Windsor

Canada, U.S. slowly addressing chemical pollution in Great Lakes

American and Canadian governments have been slow to address chemical pollution in the Great Lakes, according to the International Joint Commission (IJC); however, they are making some progress.

International Joint Commission says it's important to get a handle on new chemicals in the Great Lakes

Blue-green algae in the Great Lakes. (Haraz N. Ghanbari/Associated Press)

American and Canadian governments have been slow to address chemical pollution in the Great Lakes, according to the International Joint Commission (IJC).

The commission wants governments on both sides of the border to follow the Great Lakes Water Quality Agreement and speed up the process of identifying chemicals of mutual concern.

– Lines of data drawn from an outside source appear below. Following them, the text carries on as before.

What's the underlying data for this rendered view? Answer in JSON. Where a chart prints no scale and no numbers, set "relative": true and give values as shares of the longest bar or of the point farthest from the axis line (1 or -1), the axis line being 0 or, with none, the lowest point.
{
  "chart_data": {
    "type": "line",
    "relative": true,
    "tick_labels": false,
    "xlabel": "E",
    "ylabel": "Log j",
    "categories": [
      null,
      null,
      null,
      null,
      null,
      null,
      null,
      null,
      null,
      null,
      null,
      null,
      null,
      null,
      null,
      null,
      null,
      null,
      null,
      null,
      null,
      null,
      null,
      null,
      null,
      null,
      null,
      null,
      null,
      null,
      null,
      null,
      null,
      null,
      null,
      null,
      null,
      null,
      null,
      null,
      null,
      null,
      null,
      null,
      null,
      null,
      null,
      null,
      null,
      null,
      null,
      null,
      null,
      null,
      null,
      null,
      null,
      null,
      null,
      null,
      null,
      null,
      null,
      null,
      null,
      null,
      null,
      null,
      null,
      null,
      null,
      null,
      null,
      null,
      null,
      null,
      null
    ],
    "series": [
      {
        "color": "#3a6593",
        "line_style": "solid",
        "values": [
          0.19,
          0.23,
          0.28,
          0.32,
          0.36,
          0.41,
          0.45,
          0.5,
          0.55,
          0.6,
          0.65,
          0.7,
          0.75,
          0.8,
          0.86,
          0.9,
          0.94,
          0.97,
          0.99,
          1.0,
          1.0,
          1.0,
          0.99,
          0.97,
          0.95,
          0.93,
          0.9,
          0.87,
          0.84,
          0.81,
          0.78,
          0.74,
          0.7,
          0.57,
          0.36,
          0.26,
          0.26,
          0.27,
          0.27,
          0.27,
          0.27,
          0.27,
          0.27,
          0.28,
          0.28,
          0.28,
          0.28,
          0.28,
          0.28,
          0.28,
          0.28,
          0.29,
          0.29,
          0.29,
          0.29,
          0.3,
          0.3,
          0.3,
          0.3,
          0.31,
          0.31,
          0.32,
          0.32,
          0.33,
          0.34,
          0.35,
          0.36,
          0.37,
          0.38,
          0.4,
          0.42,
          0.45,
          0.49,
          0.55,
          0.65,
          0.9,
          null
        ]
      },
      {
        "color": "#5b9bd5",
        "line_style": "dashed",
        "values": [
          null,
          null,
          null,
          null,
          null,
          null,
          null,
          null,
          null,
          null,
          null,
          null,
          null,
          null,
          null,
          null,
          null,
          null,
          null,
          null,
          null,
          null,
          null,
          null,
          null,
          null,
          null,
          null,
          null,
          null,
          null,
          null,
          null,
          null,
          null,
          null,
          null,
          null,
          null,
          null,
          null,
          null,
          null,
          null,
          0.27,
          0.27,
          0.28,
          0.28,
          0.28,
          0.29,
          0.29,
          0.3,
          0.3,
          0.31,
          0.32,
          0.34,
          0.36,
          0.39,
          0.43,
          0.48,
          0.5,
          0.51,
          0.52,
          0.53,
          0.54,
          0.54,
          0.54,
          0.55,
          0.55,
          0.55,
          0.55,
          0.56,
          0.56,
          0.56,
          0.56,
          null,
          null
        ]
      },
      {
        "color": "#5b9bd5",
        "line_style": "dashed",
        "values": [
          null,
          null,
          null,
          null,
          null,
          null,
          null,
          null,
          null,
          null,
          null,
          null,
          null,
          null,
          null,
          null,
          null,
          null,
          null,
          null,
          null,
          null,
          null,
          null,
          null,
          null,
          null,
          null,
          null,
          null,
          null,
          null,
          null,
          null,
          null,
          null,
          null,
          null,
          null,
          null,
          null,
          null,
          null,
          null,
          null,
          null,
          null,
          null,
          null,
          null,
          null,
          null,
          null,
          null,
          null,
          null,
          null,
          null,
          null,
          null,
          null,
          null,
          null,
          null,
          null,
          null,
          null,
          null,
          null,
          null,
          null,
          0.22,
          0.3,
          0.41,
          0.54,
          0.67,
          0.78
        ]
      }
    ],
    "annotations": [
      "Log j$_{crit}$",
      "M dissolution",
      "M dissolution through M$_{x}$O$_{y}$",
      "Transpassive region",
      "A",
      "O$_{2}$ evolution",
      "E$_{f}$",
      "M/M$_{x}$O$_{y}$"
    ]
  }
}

"It's important to note that the governments are beginning this process and this is a new agreement," said Michael Mezzacapo, University of Michigan Sea Grant Fellow. "It does take a little bit of time for things to ramp up and really stop spinning their wheels and eventually they're going to get some traction."

However, Mezzacapo, who works in the commission's Windsor headquarters, does say there is a bit of progress being made.

You only have to look toward the past to understand why it's important to address these items now.- Michael Mezzacapo, International Joint Commission

"You only have to look toward the past to understand why it's important to address these items now and why we should be concerned," said Mezzacapo.

"Because it's important to get a handle on especially the new and emerging chemicals like these flame retardants because we're not really sure what the overall impact will be," he said.

The IJC is responsible for regulating shared water uses between Canada and the U.S., as well as investigating transboundary issues and recommending solutions. Pollution levels in the Great Lakes have been dramatically reduced over the past 40 years.

Chemicals in fish decreasing

Another "wonderful trend" across the Great Lakes is the decreasing concentration of PCBs in fish tissue, which is a chemical called polychlorinated biphenyls.

A silver carp that was caught approximately 14 kilometres away from Lake Michigan. (Illinois Department of Natural Resources via AP, File)

It's not just the government that is responsible for the Greak Lakes. Everyone has a part to play in making sure the waterways are clean, Mezzacapo said.

Use cinnamon instead of pesticides

He recommends individuals help by taking care with the products they use on their lawns and gardens. Finding natural alternatives to pesticides or herbicides can also help.

"Instead of using a pesticide, you can use cinnamon to retract ants from your kitchen countertop," Mezzacapo.